Get a good flash for filling in shadows, And post-process the RAW's to your tastes.

If there is any posed photos during the event, get a scrim and use it to soften the light above there head. It will get a basic Rembrandt light and looks great. Much simpler than multiple flash setups.


----------



## Marsu42 (Jul 2, 2012)

bdunbar79 said:


> Marsu42 said:
> 
> 
> > ... highlight recovery +100, shadows +100
> ...



Actually, there's a good way even around this: As long as there's any data to recover in highlights and shadows, you can try single image exposure fusion: make 2 virtual copies +-2ev or +-1.5ev, then re-combine them in Photomatrix or with enfuse. I hope Lightroom 5 will have this procedure built-in, very handy, you can even do batch processing this way.


----------



## briansquibb (Jul 2, 2012)

RLPhoto said:


> bdunbar79 said:
> 
> 
> > Does anybody here ever have to shoot events during the day, such as between 10am and 3pm? I did yesterday and due to the sun, I missed so many potentially great shots, taken otherwise in proper lighting (morning or evening). Does this frustrate anyone? Sorry I'm just venting
> ...



Cant get much simpler than 1 off camera, 1 on shoe plus of course the sun


----------



## RLPhoto (Jul 2, 2012)

briansquibb said:


> RLPhoto said:
> 
> 
> > bdunbar79 said:
> ...



I suppose. A Large 60" Scrim can do wonders to soften patched light or harsh direct over head light into stunning light that gives large catchlights in the eyes. Its like carrying a 60" soft box with you. ;D


----------



## briansquibb (Jul 2, 2012)

RLPhoto said:


> briansquibb said:
> 
> 
> > RLPhoto said:
> ...



Hope it isn't windy


----------



## RLPhoto (Jul 2, 2012)

briansquibb said:


> RLPhoto said:
> 
> 
> > briansquibb said:
> ...



Hope you carry sandbags.


----------



## briansquibb (Jul 2, 2012)

RLPhoto said:


> briansquibb said:
> 
> 
> > RLPhoto said:
> ...



No need when using flash


----------



## RLPhoto (Jul 2, 2012)

briansquibb said:


> RLPhoto said:
> 
> 
> > briansquibb said:
> ...



Windy day + Flash on Stand = Bad Day for your Flash.


----------



## briansquibb (Jul 2, 2012)

RLPhoto said:


> briansquibb said:
> 
> 
> > RLPhoto said:
> ...



Not in my experience - but a 60inch scrim will be off like a kite


----------



## RLPhoto (Jul 2, 2012)

briansquibb said:


> RLPhoto said:
> 
> 
> > briansquibb said:
> ...



As long as you dont plan to do anything to soften your flash.


----------



## briansquibb (Jul 2, 2012)

RLPhoto said:


> briansquibb said:
> 
> 
> > RLPhoto said:
> ...



I guess that is where experience kicks in 

How you think people shoot flash outdoors in all weathers?


----------



## RLPhoto (Jul 2, 2012)

briansquibb said:


> RLPhoto said:
> 
> 
> > briansquibb said:
> ...



From Experience, Its usually with a HEAVY SANDBAG Weighting down a Soft box or umbrella to modify the light from the flash to get nice, soft light.

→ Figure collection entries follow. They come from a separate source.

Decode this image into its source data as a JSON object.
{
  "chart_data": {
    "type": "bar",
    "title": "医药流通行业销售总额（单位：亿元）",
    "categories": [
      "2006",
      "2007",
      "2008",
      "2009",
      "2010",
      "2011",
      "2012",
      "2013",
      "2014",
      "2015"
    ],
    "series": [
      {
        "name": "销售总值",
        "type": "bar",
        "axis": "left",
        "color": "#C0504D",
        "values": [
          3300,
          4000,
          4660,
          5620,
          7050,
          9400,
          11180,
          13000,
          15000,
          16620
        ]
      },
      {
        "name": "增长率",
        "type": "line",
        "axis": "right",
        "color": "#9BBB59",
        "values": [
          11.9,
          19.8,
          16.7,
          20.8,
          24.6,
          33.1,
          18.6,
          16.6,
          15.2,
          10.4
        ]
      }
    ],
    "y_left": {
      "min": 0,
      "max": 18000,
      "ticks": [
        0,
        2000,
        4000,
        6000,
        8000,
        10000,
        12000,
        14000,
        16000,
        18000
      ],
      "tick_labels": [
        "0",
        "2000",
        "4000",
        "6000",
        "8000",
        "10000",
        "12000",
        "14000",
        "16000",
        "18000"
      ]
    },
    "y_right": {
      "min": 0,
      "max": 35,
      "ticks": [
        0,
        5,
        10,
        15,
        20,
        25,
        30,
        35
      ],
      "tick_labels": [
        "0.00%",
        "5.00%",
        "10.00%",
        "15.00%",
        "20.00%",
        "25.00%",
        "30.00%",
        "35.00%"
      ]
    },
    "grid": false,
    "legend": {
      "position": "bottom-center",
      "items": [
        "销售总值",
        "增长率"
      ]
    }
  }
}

Unless of course, you like Direct Flash... If that's your thing.


----------



## briansquibb (Jul 2, 2012)

RLPhoto said:


> From Experience, Its usually with a HEAVY SANDBAG Weighting down a Soft box or umbrella to modify the light from the flash to get nice, soft light.
> 
> Unless of course, you like Direct Flash... If that's your thing.



There are several other options - big softbox is probably less useful. Moving a flash stand and sandbags is entertaining on your own and will lead to missed shots


----------



## RLPhoto (Jul 2, 2012)

briansquibb said:


> RLPhoto said:
> 
> 
> > From Experience, Its usually with a HEAVY SANDBAG Weighting down a Soft box or umbrella to modify the light from the flash to get nice, soft light.
> ...



Hmmm... Weren't we discussing posed photos? ???

A scrim is 30$, lightweight and easy implement. Give's good light and fixes the issue of 12 o'clock light.

2 Flashes, plus a lightstand and a modifier is much more cumbersome and expensive. Not to mention if its a windy day, you'll need to bust out those sandbags. Don't even mention Canons Optical Flash system working on a super bright day, so even more money on triggers. <---- I'd bet this would miss more photos.


----------



## briansquibb (Jul 2, 2012)

OP said event which I am guessing is not a posed shoot else missed shots would not be an issue.

To move the gear around that you are talking about would require assistants. If it was a posed shoot then you would probably not use speedlights, more like Rangers or the like


----------



## RLPhoto (Jul 3, 2012)

briansquibb said:


> OP said event which I am guessing is not a posed shoot else missed shots would not be an issue.
> 
> To move the gear around that you are talking about would require assistants. If it was a posed shoot then you would probably not use speedlights, more like Rangers or the like



Hmmm... I also remember posting to the OP, That IF there was ANY posed shots, which is not un-common for event's at all, a scrim could be very useful, Lightweight, fast, and effective way to handle 12 o'clock light quickly. 

Also, I'm not the one who recommended off-camera flash work. 

I simply posted something that has worked very well for me.


----------



## wickidwombat (Jul 3, 2012)

I got a rayflash ring flash a little while ago and have been using it for these sorts of things it's actually pretty good on the 580 on camera for direct fill flashing, highly mobile and easy to take off in a hurry to go to bounce flash insteadquite portable and i made up a little braket that can attach to my L bracket and use radio triggers if i want to mix it with off camera flash and the odins since the hotshoe takes the odin transmitter


----------